As Coffee points out, clients building an income plan have to manage their own liquid savings, and the full weight of both market risk and longevity risk sits on their shoulders. While sources of guaranteed income exist, such as deferred or immediate income annuities, these options can be confusing, Coffee says, and the sheer number and variation of product options can be overwhelming for even the savviest clients.”

Leverty, Coffee and Sanders all agree that the increased complication of the tax code and a significant degree of uncertainty about what changes in tax laws could be coming down the pike add even more complexity to the planning challenge.

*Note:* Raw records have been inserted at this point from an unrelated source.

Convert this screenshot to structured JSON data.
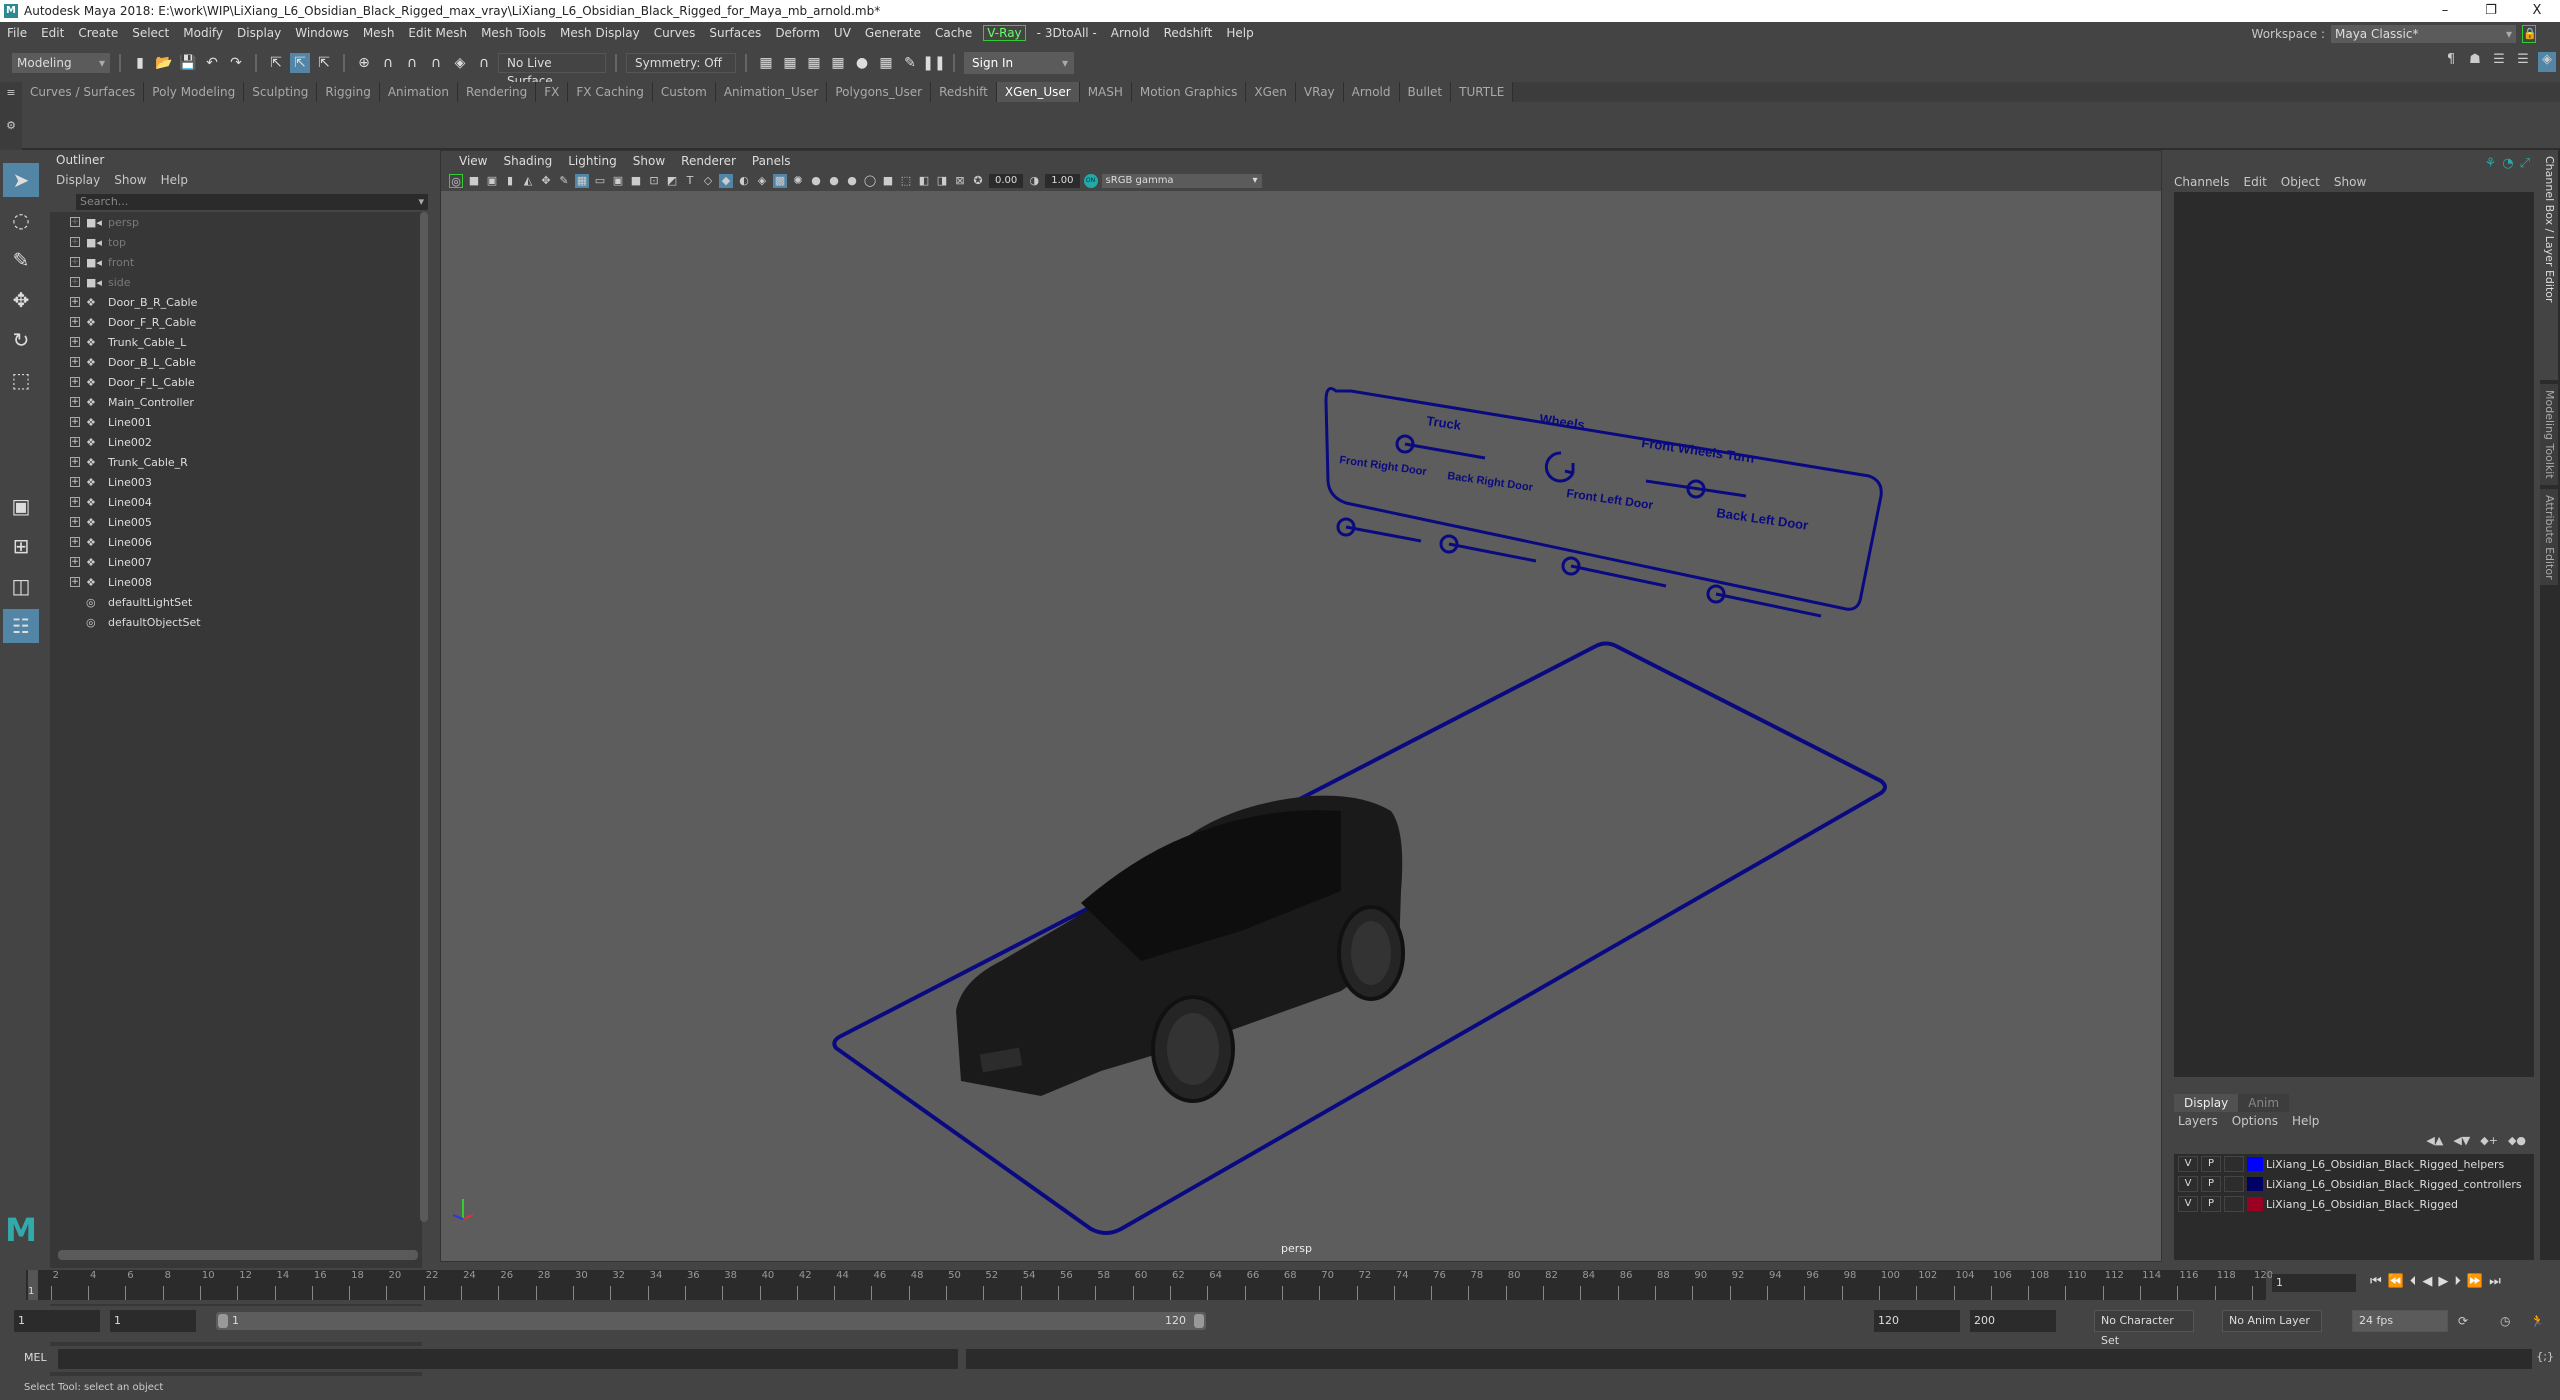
{
  "window": {
    "title": "Autodesk Maya 2018: E:\\work\\WIP\\LiXiang_L6_Obsidian_Black_Rigged_max_vray\\LiXiang_L6_Obsidian_Black_Rigged_for_Maya_mb_arnold.mb*",
    "minimize": "–",
    "maximize": "❐",
    "close": "X"
  },
  "menubar": [
    "File",
    "Edit",
    "Create",
    "Select",
    "Modify",
    "Display",
    "Windows",
    "Mesh",
    "Edit Mesh",
    "Mesh Tools",
    "Mesh Display",
    "Curves",
    "Surfaces",
    "Deform",
    "UV",
    "Generate",
    "Cache",
    "V-Ray",
    "- 3DtoAll -",
    "Arnold",
    "Redshift",
    "Help"
  ],
  "workspace": {
    "label": "Workspace :",
    "value": "Maya Classic*"
  },
  "toolbar": {
    "mode": "Modeling",
    "live_surface": "No Live Surface",
    "symmetry": "Symmetry: Off",
    "sign_in": "Sign In"
  },
  "shelf_tabs": [
    "Curves / Surfaces",
    "Poly Modeling",
    "Sculpting",
    "Rigging",
    "Animation",
    "Rendering",
    "FX",
    "FX Caching",
    "Custom",
    "Animation_User",
    "Polygons_User",
    "Redshift",
    "XGen_User",
    "MASH",
    "Motion Graphics",
    "XGen",
    "VRay",
    "Arnold",
    "Bullet",
    "TURTLE"
  ],
  "active_shelf": "XGen_User",
  "outliner": {
    "title": "Outliner",
    "menu": [
      "Display",
      "Show",
      "Help"
    ],
    "search_placeholder": "Search...",
    "items": [
      {
        "name": "persp",
        "type": "camera",
        "dim": true
      },
      {
        "name": "top",
        "type": "camera",
        "dim": true
      },
      {
        "name": "front",
        "type": "camera",
        "dim": true
      },
      {
        "name": "side",
        "type": "camera",
        "dim": true
      },
      {
        "name": "Door_B_R_Cable",
        "type": "transform"
      },
      {
        "name": "Door_F_R_Cable",
        "type": "transform"
      },
      {
        "name": "Trunk_Cable_L",
        "type": "transform"
      },
      {
        "name": "Door_B_L_Cable",
        "type": "transform"
      },
      {
        "name": "Door_F_L_Cable",
        "type": "transform"
      },
      {
        "name": "Main_Controller",
        "type": "transform"
      },
      {
        "name": "Line001",
        "type": "transform"
      },
      {
        "name": "Line002",
        "type": "transform"
      },
      {
        "name": "Trunk_Cable_R",
        "type": "transform"
      },
      {
        "name": "Line003",
        "type": "transform"
      },
      {
        "name": "Line004",
        "type": "transform"
      },
      {
        "name": "Line005",
        "type": "transform"
      },
      {
        "name": "Line006",
        "type": "transform"
      },
      {
        "name": "Line007",
        "type": "transform"
      },
      {
        "name": "Line008",
        "type": "transform"
      },
      {
        "name": "defaultLightSet",
        "type": "set"
      },
      {
        "name": "defaultObjectSet",
        "type": "set"
      }
    ]
  },
  "viewport": {
    "menu": [
      "View",
      "Shading",
      "Lighting",
      "Show",
      "Renderer",
      "Panels"
    ],
    "exposure": "0.00",
    "gamma": "1.00",
    "color_space": "sRGB gamma",
    "camera_label": "persp",
    "control_panel_labels": [
      "Truck",
      "Wheels",
      "Front Wheels Turn",
      "Front Right Door",
      "Back Right Door",
      "Front Left Door",
      "Back Left Door"
    ],
    "rig_color": "#0a0a80"
  },
  "channel_box": {
    "menu": [
      "Channels",
      "Edit",
      "Object",
      "Show"
    ]
  },
  "side_tabs": [
    "Channel Box / Layer Editor",
    "Modeling Toolkit",
    "Attribute Editor"
  ],
  "layer_editor": {
    "tabs": [
      "Display",
      "Anim"
    ],
    "menu": [
      "Layers",
      "Options",
      "Help"
    ],
    "layers": [
      {
        "v": "V",
        "p": "P",
        "color": "#0000ff",
        "name": "LiXiang_L6_Obsidian_Black_Rigged_helpers"
      },
      {
        "v": "V",
        "p": "P",
        "color": "#000066",
        "name": "LiXiang_L6_Obsidian_Black_Rigged_controllers"
      },
      {
        "v": "V",
        "p": "P",
        "color": "#990022",
        "name": "LiXiang_L6_Obsidian_Black_Rigged"
      }
    ]
  },
  "timeline": {
    "start": 1,
    "end": 120,
    "step": 2,
    "current_frame": "1",
    "range_start": "1",
    "playback_start": "1",
    "slider_start": "1",
    "slider_end": "120",
    "playback_end": "120",
    "range_end": "200",
    "character_set": "No Character Set",
    "anim_layer": "No Anim Layer",
    "fps": "24 fps"
  },
  "command_line": {
    "label": "MEL"
  },
  "status": "Select Tool: select an object"
}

This is why all three of these advisors (and many others) leverage partnerships with certified public accountants. This is a common practice among advisors whose firms focus on a holistic approach to wealth management.

A Growing Challenge

While collaborating with CPAs is seen as essential, it is also seen as an increasingly challenging thing to do, and for one main reason: Like the financial advisory industry itself, the CPA marketplace skews significantly older than the general U.S. population, and there is a dearth of young professionals entering the field to replace the highly skilled and experienced tax professionals who are leaving.

As of August 2022, there are approximately 665,000 actively licensed CPAs, according to the National Association of State Boards of Accountancy. This statistic is derived from the group’s national database of CPAs and is made up of official accountancy board data that is currently aggregated from 54 CPA licensing jurisdictions across the U.S.

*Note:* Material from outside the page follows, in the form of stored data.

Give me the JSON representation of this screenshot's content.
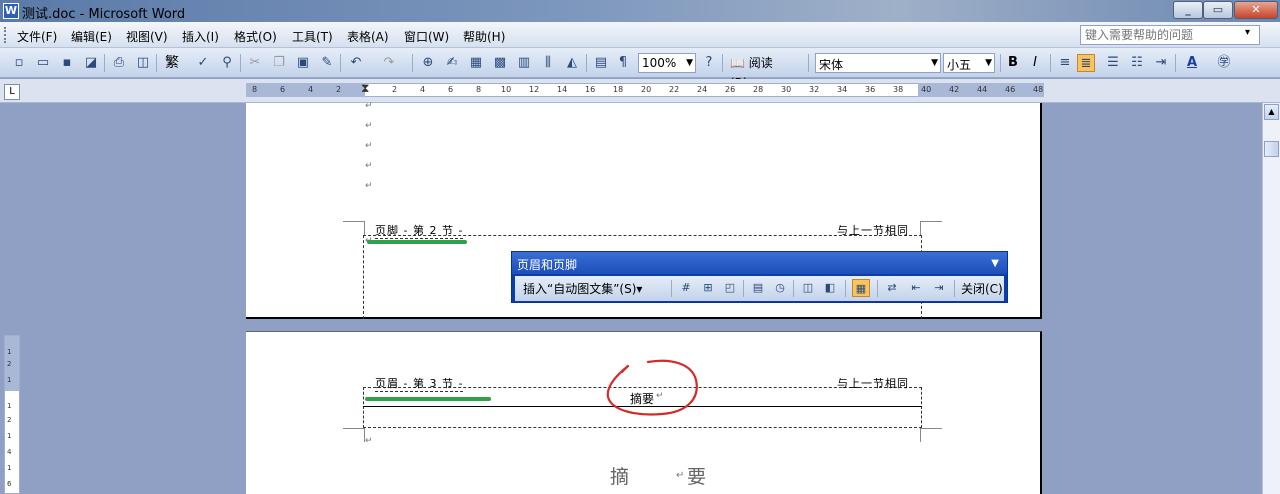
{
  "window": {
    "title": "测试.doc - Microsoft Word",
    "icon_letter": "W",
    "min": "_",
    "max": "▭",
    "close": "✕"
  },
  "menubar": {
    "items": [
      "文件(F)",
      "编辑(E)",
      "视图(V)",
      "插入(I)",
      "格式(O)",
      "工具(T)",
      "表格(A)",
      "窗口(W)",
      "帮助(H)"
    ],
    "help_placeholder": "键入需要帮助的问题",
    "help_dropdown": "▾"
  },
  "toolbar": {
    "zoom": "100%",
    "read_label": "阅读(R)",
    "font": "宋体",
    "font_size": "小五",
    "traditional": "繁",
    "bold": "B",
    "italic": "I",
    "font_color": "A"
  },
  "ruler": {
    "ticks": [
      "8",
      "6",
      "4",
      "2",
      "",
      "2",
      "4",
      "6",
      "8",
      "10",
      "12",
      "14",
      "16",
      "18",
      "20",
      "22",
      "24",
      "26",
      "28",
      "30",
      "32",
      "34",
      "36",
      "38",
      "40",
      "42",
      "44",
      "46",
      "48"
    ],
    "tab_selector": "L",
    "vticks": [
      "1",
      "2",
      "1",
      "",
      "1",
      "2",
      "1",
      "4",
      "1",
      "6"
    ]
  },
  "page1": {
    "paragraph_mark": "↵",
    "footer_label": "页脚 - 第 2 节 -",
    "same_as_previous": "与上一节相同"
  },
  "hf_toolbar": {
    "title": "页眉和页脚",
    "collapse": "▼",
    "insert_autotext": "插入“自动图文集”(S)▾",
    "close": "关闭(C)",
    "icons": [
      "#",
      "⊞",
      "◰",
      "▤",
      "◷",
      "◫",
      "◧",
      "▦",
      "⇄",
      "⇤",
      "⇥"
    ]
  },
  "page2": {
    "header_label": "页眉 - 第 3 节 -",
    "same_as_previous": "与上一节相同",
    "header_text": "摘要",
    "paragraph_mark": "↵",
    "heading": "摘 要"
  },
  "colors": {
    "title_bar": "#5b7aa8",
    "highlight_green": "#2fa14a",
    "annotation_red": "#d42a2a",
    "hf_toolbar_blue": "#1c4fb8"
  }
}
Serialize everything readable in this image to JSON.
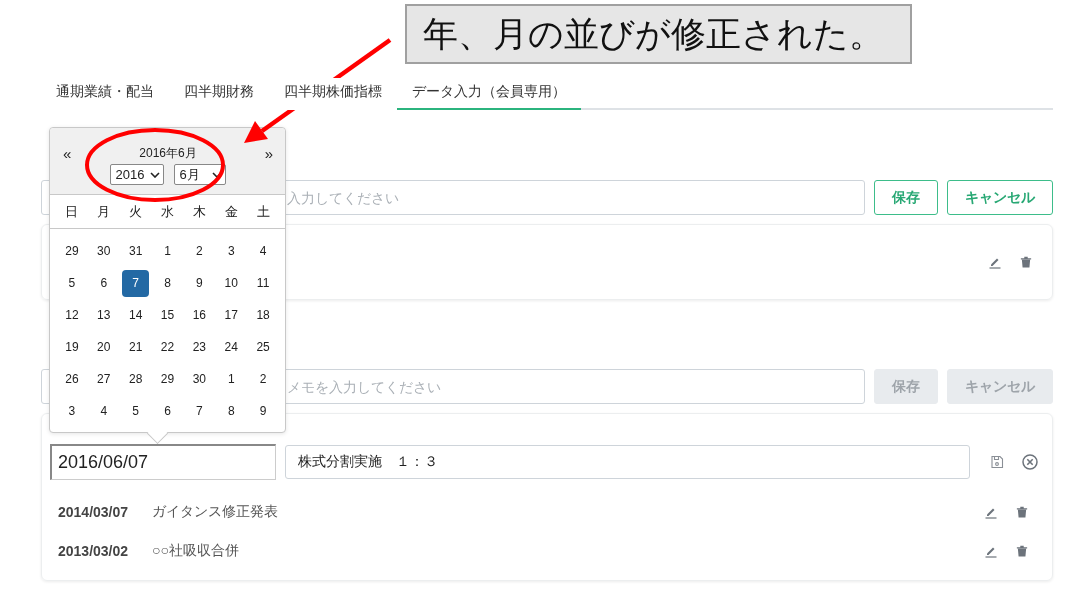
{
  "annotation": {
    "text": "年、月の並びが修正された。"
  },
  "tabs": [
    {
      "label": "通期業績・配当",
      "selected": false
    },
    {
      "label": "四半期財務",
      "selected": false
    },
    {
      "label": "四半期株価指標",
      "selected": false
    },
    {
      "label": "データ入力（会員専用）",
      "selected": true
    }
  ],
  "sections": [
    {
      "memo_placeholder": "入力してください",
      "buttons": [
        {
          "label": "保存",
          "disabled": false
        },
        {
          "label": "キャンセル",
          "disabled": false
        }
      ],
      "entries": [
        {
          "kind": "row"
        }
      ]
    },
    {
      "memo_placeholder": "メモを入力してください",
      "buttons": [
        {
          "label": "保存",
          "disabled": true
        },
        {
          "label": "キャンセル",
          "disabled": true
        }
      ],
      "entries": [
        {
          "kind": "editing",
          "date": "2016/06/07",
          "memo": "株式分割実施　１：３"
        },
        {
          "kind": "row",
          "date": "2014/03/07",
          "memo": "ガイタンス修正発表"
        },
        {
          "kind": "row",
          "date": "2013/03/02",
          "memo": "○○社吸収合併"
        }
      ]
    }
  ],
  "calendar": {
    "prev": "«",
    "next": "»",
    "title": "2016年6月",
    "year_select": "2016",
    "month_select": "6月",
    "weekdays": [
      "日",
      "月",
      "火",
      "水",
      "木",
      "金",
      "土"
    ],
    "weeks": [
      [
        {
          "day": "29",
          "selected": false
        },
        {
          "day": "30",
          "selected": false
        },
        {
          "day": "31",
          "selected": false
        },
        {
          "day": "1",
          "selected": false
        },
        {
          "day": "2",
          "selected": false
        },
        {
          "day": "3",
          "selected": false
        },
        {
          "day": "4",
          "selected": false
        }
      ],
      [
        {
          "day": "5",
          "selected": false
        },
        {
          "day": "6",
          "selected": false
        },
        {
          "day": "7",
          "selected": true
        },
        {
          "day": "8",
          "selected": false
        },
        {
          "day": "9",
          "selected": false
        },
        {
          "day": "10",
          "selected": false
        },
        {
          "day": "11",
          "selected": false
        }
      ],
      [
        {
          "day": "12",
          "selected": false
        },
        {
          "day": "13",
          "selected": false
        },
        {
          "day": "14",
          "selected": false
        },
        {
          "day": "15",
          "selected": false
        },
        {
          "day": "16",
          "selected": false
        },
        {
          "day": "17",
          "selected": false
        },
        {
          "day": "18",
          "selected": false
        }
      ],
      [
        {
          "day": "19",
          "selected": false
        },
        {
          "day": "20",
          "selected": false
        },
        {
          "day": "21",
          "selected": false
        },
        {
          "day": "22",
          "selected": false
        },
        {
          "day": "23",
          "selected": false
        },
        {
          "day": "24",
          "selected": false
        },
        {
          "day": "25",
          "selected": false
        }
      ],
      [
        {
          "day": "26",
          "selected": false
        },
        {
          "day": "27",
          "selected": false
        },
        {
          "day": "28",
          "selected": false
        },
        {
          "day": "29",
          "selected": false
        },
        {
          "day": "30",
          "selected": false
        },
        {
          "day": "1",
          "selected": false
        },
        {
          "day": "2",
          "selected": false
        }
      ],
      [
        {
          "day": "3",
          "selected": false
        },
        {
          "day": "4",
          "selected": false
        },
        {
          "day": "5",
          "selected": false
        },
        {
          "day": "6",
          "selected": false
        },
        {
          "day": "7",
          "selected": false
        },
        {
          "day": "8",
          "selected": false
        },
        {
          "day": "9",
          "selected": false
        }
      ]
    ]
  }
}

While 665,000 is a sizable number, it pales in comparison to the number of clients served by the registered investment advisor industry. While the exact figure varies depending on the source, various studies have show about one in three Americans now works with an RIA in some capacity.

Jeremiah Barlow, Mercer Advisors’ head of family wealth services, says this mismatch is a serious challenge for the RIA industry to confront in the years ahead.

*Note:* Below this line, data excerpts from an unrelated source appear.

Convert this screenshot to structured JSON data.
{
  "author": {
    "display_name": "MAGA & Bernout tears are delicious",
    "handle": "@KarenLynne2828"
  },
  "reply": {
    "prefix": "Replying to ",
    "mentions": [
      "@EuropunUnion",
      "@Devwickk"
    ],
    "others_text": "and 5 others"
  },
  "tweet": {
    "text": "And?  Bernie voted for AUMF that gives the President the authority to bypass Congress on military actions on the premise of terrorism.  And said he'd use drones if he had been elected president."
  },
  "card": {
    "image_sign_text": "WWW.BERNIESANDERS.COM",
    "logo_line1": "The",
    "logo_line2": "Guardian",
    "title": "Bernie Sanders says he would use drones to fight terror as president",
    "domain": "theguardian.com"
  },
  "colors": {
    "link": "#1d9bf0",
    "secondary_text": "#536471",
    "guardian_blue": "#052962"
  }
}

“Tax issues for our clients are just so challenging right now, and unfortunately, CPAs seem to be leaving the industry much faster than we are replacing them,” Barlow tells ThinkAdvisor. “This is a serious challenge for the industry writ large.”

Given Mercer Advisors’ scale, the firm operates its own in-house CPA firm, but the resource is in constant demand, Barlow says, and it is becoming harder to turn to outside experts.

“I can tell you anecdotally that many of the leading CPA firms are turning away even high-revenue generating clients, because they just don’t have the capacity to serve them,” Barlow says. “Not only are there fewer CPAs, but most clients today have more advanced tax needs than in years past.”

In Barlow’s experience, the typical client needs help with much more than the 1099 and the W-2.

“Many of our clients come to us as they are navigating complex stock option plans, for example, with potentially a major amount of imbedded wealth,” Barlow says. “There is so much tax analysis that goes into building a plan for these clients, and it’s becoming a real issue for those advisers who lack adequate access to CPA expertise.”

How the CPA Shortage Hits Clients

Coffee and Sanders note that other centers of expertise on which RIAs and their clients commonly rely are seeing a similar dynamic play out.

“For example, in our experience, we have seen a lot of skilled estate planning attorneys retire in the past few years,” Sanders says. “Given their tenure, it is often the older attorneys who have the most experience and who are used to dealing with the most complex situations, so it’s a real loss of knowledge and talent.”

According to Coffee and Sanders, it is not uncommon today to refer a client to a trusted estate planning attorney, only to have the client be put on a six- or nine-month waiting list for a consultation.

“That’s the kind of demand that is out there for these services right now, and as a result, the costs are going up even in cases where the client can get the support they require,” Sanders warns. “As an RIA who wants to provide holistic services, you just have to keep on top of this.”